Unmanned aerial vehicles (UAVs), known for their agile flight capabilities, require safe trajectory planning to achieve high-speed flights. This is necessary to swiftly evade obstacles and adapt trajectories under hard real-time constraints. These adjustments are essential to generate viable paths that prevent collisions while maintaining high speeds with minimal tracking errors. This paper addresses the challenge of enhancing the safety of agile trajectory planning. The proposed method combines a supervised learning approach, as teacher policy, with deep reinforcement learning (DRL), as student policy. Initially, we train the teacher policy using a path planning algorithm that prioritizes safety while minimizing jerk and flight time.
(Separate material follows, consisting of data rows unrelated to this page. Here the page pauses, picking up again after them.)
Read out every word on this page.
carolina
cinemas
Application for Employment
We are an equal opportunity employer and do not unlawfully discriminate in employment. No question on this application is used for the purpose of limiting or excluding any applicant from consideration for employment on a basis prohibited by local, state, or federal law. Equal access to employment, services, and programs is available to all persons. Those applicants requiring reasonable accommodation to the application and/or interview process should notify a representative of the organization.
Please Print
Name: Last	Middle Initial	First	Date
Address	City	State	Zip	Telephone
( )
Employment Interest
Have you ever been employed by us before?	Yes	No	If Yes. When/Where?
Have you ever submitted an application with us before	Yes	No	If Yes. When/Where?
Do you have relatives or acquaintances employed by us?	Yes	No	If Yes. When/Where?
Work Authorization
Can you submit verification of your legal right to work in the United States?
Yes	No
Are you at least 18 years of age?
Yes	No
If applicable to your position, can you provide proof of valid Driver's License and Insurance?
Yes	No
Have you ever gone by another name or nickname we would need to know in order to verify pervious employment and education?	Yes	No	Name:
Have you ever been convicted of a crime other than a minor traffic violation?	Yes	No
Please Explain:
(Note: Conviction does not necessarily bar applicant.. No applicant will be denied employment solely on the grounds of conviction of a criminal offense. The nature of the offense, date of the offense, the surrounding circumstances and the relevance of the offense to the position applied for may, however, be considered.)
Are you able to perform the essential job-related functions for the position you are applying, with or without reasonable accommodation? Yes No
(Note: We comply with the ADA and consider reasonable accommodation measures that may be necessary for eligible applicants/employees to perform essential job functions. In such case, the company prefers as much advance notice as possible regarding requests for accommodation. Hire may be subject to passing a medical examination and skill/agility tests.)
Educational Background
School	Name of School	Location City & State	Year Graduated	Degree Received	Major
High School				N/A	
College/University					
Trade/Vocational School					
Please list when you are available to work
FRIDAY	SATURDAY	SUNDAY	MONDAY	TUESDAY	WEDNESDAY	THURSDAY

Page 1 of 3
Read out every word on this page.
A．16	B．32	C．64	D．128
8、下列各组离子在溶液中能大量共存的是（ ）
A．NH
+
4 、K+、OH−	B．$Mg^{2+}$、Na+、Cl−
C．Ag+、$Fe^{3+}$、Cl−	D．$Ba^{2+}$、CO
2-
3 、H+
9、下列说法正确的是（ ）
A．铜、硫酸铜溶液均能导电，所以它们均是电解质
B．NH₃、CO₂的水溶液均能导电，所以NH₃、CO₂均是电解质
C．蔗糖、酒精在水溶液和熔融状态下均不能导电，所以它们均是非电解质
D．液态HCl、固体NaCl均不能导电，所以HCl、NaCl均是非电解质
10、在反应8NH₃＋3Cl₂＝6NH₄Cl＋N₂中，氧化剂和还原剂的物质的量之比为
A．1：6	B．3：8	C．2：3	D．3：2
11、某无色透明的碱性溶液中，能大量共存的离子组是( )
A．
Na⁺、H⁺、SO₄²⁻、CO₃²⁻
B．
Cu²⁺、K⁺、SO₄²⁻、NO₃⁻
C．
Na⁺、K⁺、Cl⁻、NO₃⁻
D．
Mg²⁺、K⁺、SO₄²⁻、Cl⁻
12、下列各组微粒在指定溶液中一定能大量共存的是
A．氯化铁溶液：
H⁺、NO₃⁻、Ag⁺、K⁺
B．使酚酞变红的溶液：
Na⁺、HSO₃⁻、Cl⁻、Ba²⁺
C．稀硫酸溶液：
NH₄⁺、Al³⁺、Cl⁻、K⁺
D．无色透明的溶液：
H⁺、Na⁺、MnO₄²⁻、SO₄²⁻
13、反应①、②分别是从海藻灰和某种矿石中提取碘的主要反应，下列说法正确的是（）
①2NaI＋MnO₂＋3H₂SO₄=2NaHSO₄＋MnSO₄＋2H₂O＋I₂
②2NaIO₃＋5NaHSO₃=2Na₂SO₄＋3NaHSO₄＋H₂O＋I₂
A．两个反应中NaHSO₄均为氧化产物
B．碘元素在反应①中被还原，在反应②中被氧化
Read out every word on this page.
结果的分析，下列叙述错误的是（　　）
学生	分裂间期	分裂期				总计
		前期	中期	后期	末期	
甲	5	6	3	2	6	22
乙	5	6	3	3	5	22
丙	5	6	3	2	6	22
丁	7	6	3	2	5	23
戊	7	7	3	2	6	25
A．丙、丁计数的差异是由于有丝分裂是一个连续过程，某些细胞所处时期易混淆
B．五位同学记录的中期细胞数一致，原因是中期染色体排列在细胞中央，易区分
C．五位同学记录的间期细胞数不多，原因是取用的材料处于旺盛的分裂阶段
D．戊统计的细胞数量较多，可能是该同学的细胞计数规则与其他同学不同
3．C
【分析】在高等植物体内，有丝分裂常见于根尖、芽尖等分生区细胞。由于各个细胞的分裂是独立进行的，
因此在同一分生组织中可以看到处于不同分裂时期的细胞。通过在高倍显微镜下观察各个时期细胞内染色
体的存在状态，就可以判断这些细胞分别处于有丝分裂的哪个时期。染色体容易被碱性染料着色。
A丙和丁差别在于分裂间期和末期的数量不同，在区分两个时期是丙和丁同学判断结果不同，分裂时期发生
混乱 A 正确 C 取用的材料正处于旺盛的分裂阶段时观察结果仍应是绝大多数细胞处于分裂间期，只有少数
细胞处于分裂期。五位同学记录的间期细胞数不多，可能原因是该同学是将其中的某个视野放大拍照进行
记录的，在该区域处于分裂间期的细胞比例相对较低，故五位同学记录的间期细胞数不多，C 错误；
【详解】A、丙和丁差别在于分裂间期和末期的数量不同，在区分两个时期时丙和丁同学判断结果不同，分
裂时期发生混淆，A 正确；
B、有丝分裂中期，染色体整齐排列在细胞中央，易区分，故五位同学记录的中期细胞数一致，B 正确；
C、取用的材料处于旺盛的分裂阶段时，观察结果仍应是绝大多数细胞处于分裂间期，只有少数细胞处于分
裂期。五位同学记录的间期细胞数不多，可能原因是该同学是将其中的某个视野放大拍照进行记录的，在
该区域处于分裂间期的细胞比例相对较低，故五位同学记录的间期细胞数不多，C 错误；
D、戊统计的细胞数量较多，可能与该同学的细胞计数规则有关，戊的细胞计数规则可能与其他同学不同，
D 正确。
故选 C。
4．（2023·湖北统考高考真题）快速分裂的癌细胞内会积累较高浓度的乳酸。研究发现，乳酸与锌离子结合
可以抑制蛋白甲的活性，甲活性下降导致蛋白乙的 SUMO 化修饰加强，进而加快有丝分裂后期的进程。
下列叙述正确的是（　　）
Then, we use this policy to guide the learning of the student policy in various unknown environments. Testing in simulation demonstrates noteworthy advancements, including an 80% reduction in tracking error, a 31% decrease in flight time, a 19% increase in high-speed duration, and a success rate improvement from 50% to 100%, as compared to baseline methods.

Place, publisher, year, edition, pages
IEEE , 2024. p. 3076-3083
Series
IEEE International Conference on Intelligent Robots and Systems, ISSN 2153-0858, E-ISSN 2153-0866
National Category
Robotics and automation
Identifiers
URN: urn:nbn:se:liu:diva-212760DOI: 10.1109/IROS58592.2024.10801910ISI: 001411890000326Scopus ID: 2-s2.0-85216502840ISBN: 9798350377712 (print)ISBN: 9798350377705 (electronic)OAI: oai:DiVA.org:liu-212760DiVA, id: diva2:1949246
Conference
2024 International Conference on Intelligent Robots and Systems, Abu Dhabi, U ARAB EMIRATES, oct 14-18, 2024
Note

Funding Agencies|Federal Agency for Support and Evaluation of Graduate Education (CAPES); National Council for Scientific and Technological Development (CNPQ); Swedish-Brazilian Research and Innovation Center (CISB) [200056/2022-0, 200051/2022-9]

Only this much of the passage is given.